In the New York Review of Books, the late poet Mark Strand ruminates on a great exhibit of Hopper's career, focusing on his remarkably graceful drawings, and the sadness that comes off his work:
Recent major exhibitions in London, Paris, Rome, and Madrid testify to the universality of [Hopper's] appeal. It couldn’t be just the way New York looked in the first half of the twentieth century or the dated look of hotel rooms, of people in offices, staring blankly or dreamily into space, that accounts for such interest.

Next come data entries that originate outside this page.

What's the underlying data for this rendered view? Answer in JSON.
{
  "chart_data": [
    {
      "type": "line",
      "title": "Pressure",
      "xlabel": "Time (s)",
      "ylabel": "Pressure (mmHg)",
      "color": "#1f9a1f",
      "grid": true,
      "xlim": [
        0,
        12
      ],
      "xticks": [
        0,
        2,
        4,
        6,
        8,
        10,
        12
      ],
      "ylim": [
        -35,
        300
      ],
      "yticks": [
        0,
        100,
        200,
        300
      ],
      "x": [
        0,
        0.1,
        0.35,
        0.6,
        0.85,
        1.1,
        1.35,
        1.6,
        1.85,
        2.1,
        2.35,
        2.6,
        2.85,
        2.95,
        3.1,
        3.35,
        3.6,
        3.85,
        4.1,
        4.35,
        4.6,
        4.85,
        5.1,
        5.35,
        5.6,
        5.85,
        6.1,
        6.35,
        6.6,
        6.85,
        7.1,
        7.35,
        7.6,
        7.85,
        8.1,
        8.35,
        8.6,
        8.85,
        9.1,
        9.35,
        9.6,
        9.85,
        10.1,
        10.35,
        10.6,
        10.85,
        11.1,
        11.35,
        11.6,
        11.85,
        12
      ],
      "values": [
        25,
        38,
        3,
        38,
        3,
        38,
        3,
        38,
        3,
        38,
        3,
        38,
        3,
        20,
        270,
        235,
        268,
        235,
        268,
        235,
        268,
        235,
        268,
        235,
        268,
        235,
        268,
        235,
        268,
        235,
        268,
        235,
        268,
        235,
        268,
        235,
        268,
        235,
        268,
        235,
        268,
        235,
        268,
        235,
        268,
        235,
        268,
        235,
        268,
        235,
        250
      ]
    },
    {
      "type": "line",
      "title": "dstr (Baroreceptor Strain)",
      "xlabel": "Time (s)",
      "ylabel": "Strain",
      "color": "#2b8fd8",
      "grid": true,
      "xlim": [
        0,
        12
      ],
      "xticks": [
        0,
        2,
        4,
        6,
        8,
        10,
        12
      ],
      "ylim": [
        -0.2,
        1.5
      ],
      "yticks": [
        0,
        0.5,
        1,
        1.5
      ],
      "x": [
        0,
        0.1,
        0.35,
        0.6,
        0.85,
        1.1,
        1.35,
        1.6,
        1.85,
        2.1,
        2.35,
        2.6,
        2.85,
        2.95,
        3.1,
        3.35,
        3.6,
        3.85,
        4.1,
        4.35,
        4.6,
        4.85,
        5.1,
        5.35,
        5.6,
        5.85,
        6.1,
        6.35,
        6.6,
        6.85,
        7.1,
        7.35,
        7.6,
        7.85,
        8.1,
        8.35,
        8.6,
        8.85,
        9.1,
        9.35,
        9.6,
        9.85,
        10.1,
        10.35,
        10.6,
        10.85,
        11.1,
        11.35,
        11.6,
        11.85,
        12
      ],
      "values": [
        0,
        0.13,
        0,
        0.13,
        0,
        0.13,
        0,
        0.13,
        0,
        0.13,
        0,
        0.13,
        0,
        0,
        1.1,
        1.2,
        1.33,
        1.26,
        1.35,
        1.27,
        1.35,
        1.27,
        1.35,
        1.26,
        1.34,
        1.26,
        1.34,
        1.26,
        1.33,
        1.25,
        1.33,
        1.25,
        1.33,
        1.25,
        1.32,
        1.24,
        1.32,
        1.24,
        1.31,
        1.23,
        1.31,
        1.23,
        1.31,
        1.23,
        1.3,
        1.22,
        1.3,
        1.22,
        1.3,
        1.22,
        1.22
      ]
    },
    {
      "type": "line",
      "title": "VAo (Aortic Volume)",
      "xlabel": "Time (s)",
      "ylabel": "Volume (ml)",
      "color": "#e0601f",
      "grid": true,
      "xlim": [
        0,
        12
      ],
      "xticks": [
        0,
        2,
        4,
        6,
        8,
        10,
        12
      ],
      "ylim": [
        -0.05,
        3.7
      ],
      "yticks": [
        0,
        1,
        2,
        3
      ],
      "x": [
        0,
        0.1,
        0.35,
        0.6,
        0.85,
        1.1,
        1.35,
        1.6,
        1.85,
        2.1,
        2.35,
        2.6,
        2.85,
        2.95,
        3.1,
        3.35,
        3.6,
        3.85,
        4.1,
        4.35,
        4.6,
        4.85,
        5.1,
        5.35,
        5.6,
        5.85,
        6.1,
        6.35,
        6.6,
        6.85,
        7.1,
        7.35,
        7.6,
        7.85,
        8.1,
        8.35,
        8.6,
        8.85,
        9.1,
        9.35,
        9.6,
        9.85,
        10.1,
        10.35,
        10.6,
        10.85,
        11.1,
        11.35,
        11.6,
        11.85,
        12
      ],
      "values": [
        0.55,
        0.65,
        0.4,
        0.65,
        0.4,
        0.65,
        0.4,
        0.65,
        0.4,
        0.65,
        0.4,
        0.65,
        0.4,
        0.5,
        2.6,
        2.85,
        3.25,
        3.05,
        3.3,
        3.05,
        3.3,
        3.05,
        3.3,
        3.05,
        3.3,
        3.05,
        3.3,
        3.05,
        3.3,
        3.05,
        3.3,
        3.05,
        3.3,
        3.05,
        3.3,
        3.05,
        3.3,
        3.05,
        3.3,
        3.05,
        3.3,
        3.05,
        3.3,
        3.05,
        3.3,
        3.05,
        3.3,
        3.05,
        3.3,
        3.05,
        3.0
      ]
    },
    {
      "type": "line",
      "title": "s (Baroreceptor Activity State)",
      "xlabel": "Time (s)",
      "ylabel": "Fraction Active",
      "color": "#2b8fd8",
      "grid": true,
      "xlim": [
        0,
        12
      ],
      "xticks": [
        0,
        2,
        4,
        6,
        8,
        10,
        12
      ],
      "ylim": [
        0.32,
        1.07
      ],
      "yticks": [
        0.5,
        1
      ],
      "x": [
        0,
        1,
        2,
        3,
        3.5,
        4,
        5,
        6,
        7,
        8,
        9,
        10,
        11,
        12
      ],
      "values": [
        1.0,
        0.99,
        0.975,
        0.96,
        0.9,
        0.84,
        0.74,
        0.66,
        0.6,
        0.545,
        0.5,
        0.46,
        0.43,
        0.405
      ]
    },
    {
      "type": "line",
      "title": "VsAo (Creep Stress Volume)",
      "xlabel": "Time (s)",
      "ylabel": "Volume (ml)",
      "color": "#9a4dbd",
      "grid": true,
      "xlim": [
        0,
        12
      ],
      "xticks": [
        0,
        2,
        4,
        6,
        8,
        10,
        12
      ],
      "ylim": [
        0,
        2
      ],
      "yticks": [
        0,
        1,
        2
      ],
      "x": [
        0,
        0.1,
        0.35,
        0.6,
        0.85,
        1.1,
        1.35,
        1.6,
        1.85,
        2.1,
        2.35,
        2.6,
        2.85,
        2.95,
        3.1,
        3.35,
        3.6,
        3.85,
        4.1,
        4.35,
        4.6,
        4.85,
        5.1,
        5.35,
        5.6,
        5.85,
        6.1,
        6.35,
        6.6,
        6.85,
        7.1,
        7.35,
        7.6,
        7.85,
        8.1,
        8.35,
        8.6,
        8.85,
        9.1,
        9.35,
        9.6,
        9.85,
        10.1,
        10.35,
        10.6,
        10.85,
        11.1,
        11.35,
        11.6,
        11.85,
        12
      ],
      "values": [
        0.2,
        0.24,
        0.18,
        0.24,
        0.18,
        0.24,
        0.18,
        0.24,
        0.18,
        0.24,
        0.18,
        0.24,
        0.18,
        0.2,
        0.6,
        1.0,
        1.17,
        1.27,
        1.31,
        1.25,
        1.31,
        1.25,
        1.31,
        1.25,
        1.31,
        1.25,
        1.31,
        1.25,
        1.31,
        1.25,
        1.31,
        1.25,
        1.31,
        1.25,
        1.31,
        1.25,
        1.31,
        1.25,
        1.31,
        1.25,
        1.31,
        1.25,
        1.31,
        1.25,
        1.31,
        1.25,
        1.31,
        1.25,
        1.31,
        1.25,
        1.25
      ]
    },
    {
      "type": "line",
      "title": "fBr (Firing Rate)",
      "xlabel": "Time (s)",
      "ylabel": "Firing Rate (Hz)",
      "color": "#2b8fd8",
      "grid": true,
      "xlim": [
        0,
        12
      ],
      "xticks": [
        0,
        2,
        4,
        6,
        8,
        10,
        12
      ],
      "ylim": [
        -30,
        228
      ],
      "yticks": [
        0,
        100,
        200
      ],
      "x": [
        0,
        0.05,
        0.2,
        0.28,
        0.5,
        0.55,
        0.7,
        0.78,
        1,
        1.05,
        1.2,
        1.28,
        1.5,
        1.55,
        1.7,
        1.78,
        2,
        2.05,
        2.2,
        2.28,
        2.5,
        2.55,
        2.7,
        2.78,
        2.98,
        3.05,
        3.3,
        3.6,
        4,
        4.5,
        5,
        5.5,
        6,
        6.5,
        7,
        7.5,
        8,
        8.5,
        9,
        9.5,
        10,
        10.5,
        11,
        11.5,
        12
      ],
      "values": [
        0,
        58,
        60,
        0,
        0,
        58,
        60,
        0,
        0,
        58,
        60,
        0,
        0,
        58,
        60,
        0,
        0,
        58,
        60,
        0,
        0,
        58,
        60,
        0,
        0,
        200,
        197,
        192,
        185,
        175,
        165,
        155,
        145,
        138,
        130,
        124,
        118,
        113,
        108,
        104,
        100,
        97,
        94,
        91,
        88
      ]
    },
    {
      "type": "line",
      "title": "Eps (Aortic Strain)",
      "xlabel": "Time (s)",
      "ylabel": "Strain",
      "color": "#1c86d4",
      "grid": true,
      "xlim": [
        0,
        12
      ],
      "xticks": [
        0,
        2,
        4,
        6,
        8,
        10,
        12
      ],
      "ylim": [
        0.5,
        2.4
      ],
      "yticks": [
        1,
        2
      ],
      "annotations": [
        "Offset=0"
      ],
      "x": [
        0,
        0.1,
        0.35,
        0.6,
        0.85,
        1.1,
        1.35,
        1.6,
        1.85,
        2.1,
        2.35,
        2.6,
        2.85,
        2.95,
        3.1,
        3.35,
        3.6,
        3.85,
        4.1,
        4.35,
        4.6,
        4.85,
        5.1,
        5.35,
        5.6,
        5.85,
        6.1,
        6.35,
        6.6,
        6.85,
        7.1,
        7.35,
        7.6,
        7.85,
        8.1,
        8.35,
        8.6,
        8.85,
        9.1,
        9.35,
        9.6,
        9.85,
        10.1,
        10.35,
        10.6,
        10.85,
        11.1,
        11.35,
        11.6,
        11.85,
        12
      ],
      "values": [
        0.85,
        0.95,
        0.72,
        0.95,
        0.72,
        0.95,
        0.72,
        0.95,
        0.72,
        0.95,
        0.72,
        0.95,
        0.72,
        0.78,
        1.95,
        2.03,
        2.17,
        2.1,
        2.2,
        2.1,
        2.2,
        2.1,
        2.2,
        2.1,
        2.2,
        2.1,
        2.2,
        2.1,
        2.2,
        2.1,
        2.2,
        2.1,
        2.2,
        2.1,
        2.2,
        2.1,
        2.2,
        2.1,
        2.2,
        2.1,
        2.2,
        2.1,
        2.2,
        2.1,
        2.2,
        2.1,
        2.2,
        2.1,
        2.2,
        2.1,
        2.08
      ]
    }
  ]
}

Something lifts the paintings beyond the representational registers of realism into the suggestive, quasi-mystical realm of meditation. Moments of the real world, the one we all experience, seem mysteriously taken out of time. The way the world glimpsed in passing from a train, say, or a car, will reveal a piece of a narrative whose completion we may or may not attempt, but whose suggestiveness will move us, making us conscious of the fragmentary, even fugitive nature of our own lives.
This may account for the emotional weight that so many Hopper paintings possess. And why we lapse lazily into triteness when trying to explain their particular power. Again and again, words like “loneliness” or “alienation” are used to describe the emotional character of his paintings.
The answer, sez me, may be simpler: we see in his images his struggle to live in his work.
The fact is, being alone is central to the work of any artist striving for personal expression. Call it loneliness, call it individuation. Call it what you want, the fact remains: you can't find yourself trying to please someone else.